Tre città della provincia hanno pensato di provare a far cambiare la movida: da “in piedi” a “seduta” ai tavolini. Concedendo gratuitamente molto più spazio a bar e ristoranti.
La questione è stata affrontata anche nel corso del recente vertice in Prefettura con le forze dell’ordine, come spiega il sindaco di Erba, Veronica Airoldi.
«L’idea condivisa dal tavolo è di trovare una soluzione uniforme per tutto il territorio – dice – anche per questo motivo è stata importante la presenza di Mauro Guerra, sindaco di Tremezzina e presidente di Anci Lombardia. Se ogni sindaco si muove in autonomia si rischia il caos. Vedremo come si evolve la situazione nel weekend. Sul nostro territorio abbiamo anche un organico di polizia locale insufficiente. C’è chi ha parlato di anticipare la chiusura dei locali. Credo che la questione si possa affrontare in modo più razionale. Si deve essere intransigenti contro chi non rispetta le regole, ma si deve anche cercare di aiutare gli esercenti. Noi abbiamo chiesto ai baristi di ridurre in più possibile l’asporto. In cambio abbiamo garantito maggiori spazi esterni per i tavoli».
«In un giorno c’è stato il vertice in Prefettura e l’incontro con gli esercenti – ricorda il sindaco di Cantù, Alice Galbiati – Gli stessi imprenditori sono preoccupati su come gestire le persone. Noi possiamo garantire i controlli. Abbiamo raddoppiato le pattuglie di polizia locale, avremo anche il supporto della polizia di Stato. Saranno serate importanti per monitorare il fenomeno. A Cantù è stato già sospeso il Mercoledrink e abbiamo dato la possibilità ai locali di ampliare l’area esterna sul suolo pubblico. I giovani si devono abituare a una movida diversa» dice ancora il sindaco.

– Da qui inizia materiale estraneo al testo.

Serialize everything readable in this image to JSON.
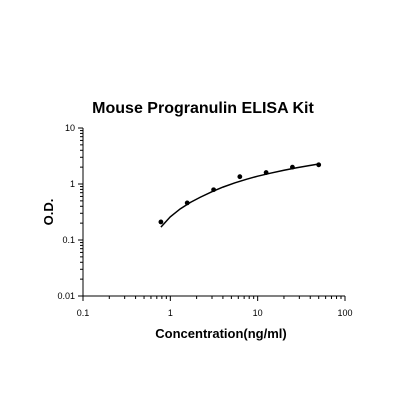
{
  "chart_data": {
    "type": "scatter",
    "title": "Mouse Progranulin  ELISA Kit",
    "xlabel": "Concentration(ng/ml)",
    "ylabel": "O.D.",
    "x_scale": "log",
    "y_scale": "log",
    "xlim": [
      0.1,
      100
    ],
    "ylim": [
      0.01,
      10
    ],
    "x_ticks": [
      "0.1",
      "1",
      "10",
      "100"
    ],
    "y_ticks": [
      "0.01",
      "0.1",
      "1",
      "10"
    ],
    "grid": false,
    "legend": "none",
    "series": [
      {
        "marker": "circle",
        "x": [
          0.78,
          1.56,
          3.13,
          6.25,
          12.5,
          25,
          50
        ],
        "y": [
          0.21,
          0.46,
          0.79,
          1.35,
          1.6,
          2.0,
          2.2
        ]
      }
    ],
    "fit_curve": {
      "type": "line",
      "x": [
        0.78,
        1.0,
        1.3,
        1.7,
        2.2,
        3.0,
        4.0,
        5.5,
        7.5,
        10,
        14,
        20,
        28,
        38,
        50
      ],
      "y": [
        0.17,
        0.26,
        0.36,
        0.47,
        0.58,
        0.73,
        0.88,
        1.05,
        1.22,
        1.38,
        1.56,
        1.76,
        1.95,
        2.12,
        2.28
      ]
    },
    "colors": {
      "points": "#000000",
      "curve": "#000000",
      "axes": "#000000"
    }
  }
}
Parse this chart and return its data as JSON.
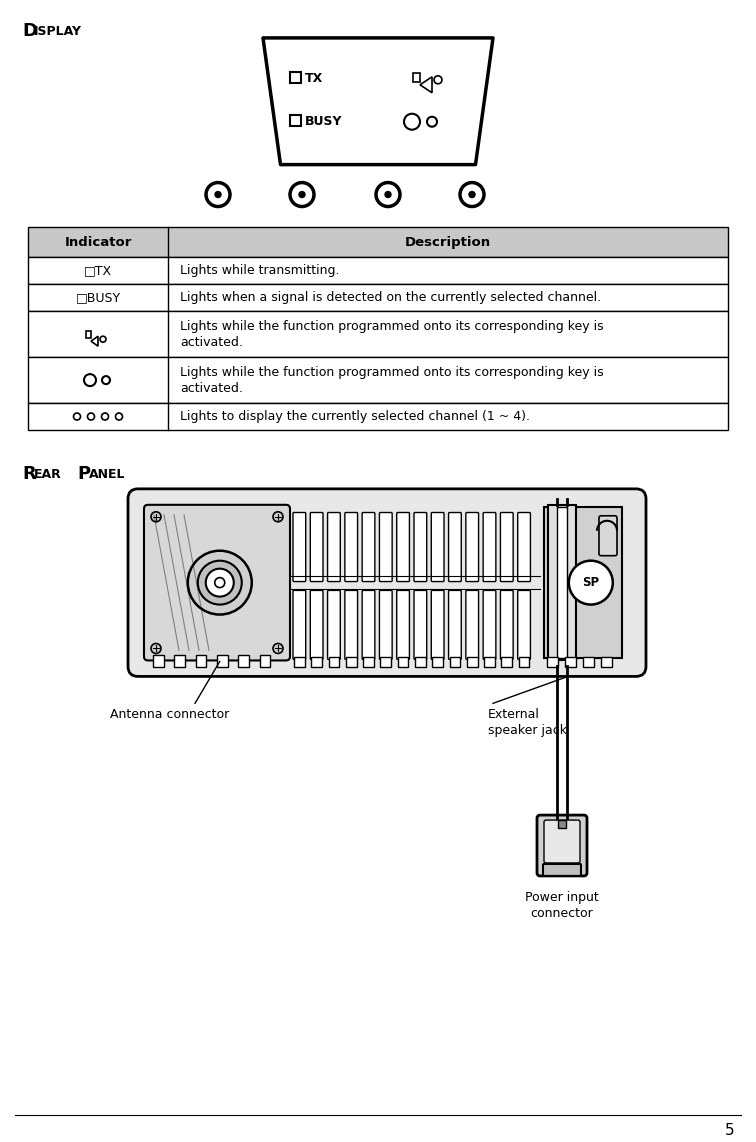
{
  "title_display_D": "D",
  "title_display_rest": "ISPLAY",
  "title_rear_R": "R",
  "title_rear_EAR": "EAR",
  "title_rear_P": "P",
  "title_rear_ANEL": "ANEL",
  "table_header_col1": "Indicator",
  "table_header_col2": "Description",
  "row1_ind": "□TX",
  "row1_desc": "Lights while transmitting.",
  "row2_ind": "□BUSY",
  "row2_desc": "Lights when a signal is detected on the currently selected channel.",
  "row3_desc": "Lights while the function programmed onto its corresponding key is\nactivated.",
  "row4_desc": "Lights while the function programmed onto its corresponding key is\nactivated.",
  "row5_desc": "Lights to display the currently selected channel (1 ~ 4).",
  "label_antenna": "Antenna connector",
  "label_external_1": "External",
  "label_external_2": "speaker jack",
  "label_power_1": "Power input",
  "label_power_2": "connector",
  "page_number": "5",
  "bg_color": "#ffffff",
  "table_header_bg": "#c8c8c8",
  "panel_bg": "#f0f0f0",
  "rear_bg": "#e8e8e8",
  "rear_dark": "#c8c8c8"
}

Anche a Como si va in questa direzione. Ieri la giunta, su proposta dell’assessore al Commercio, Marco Butti, ha deciso di estendere l’ampliamento gratuito delle zone pubbliche ai chioschi-bar, dopo l’ordinanza sulle aree di dehor.
C’è però anche un’altra questione sul tavolo, in particolare per Como, per i comuni rivieraschi e per quelli montani, ovvero il contenimento dell’afflusso turistico dall’esterno.
«Guerra, in Prefettura, ha parlato di numeri simili alla sagra di San Giovanni nell’ultimo weekend» ricorda sempre Alice Galbiati. «Anche per questo è importante che i sindaci non si muovano in autonomia, ma con provvedimenti uniformi, altrimenti si rischia la migrazione da un comune all’altro».
«Su Como stiamo provvedendo a monitorare le varie situazioni per eventuali provvedimenti laddove ci fosse il bisogno» spiega l’assessore alla Sicurezza, Elena Negretti.
Questa sera, intanto, inizia il primo lungo ponte della Fase 2, che terminerà martedì.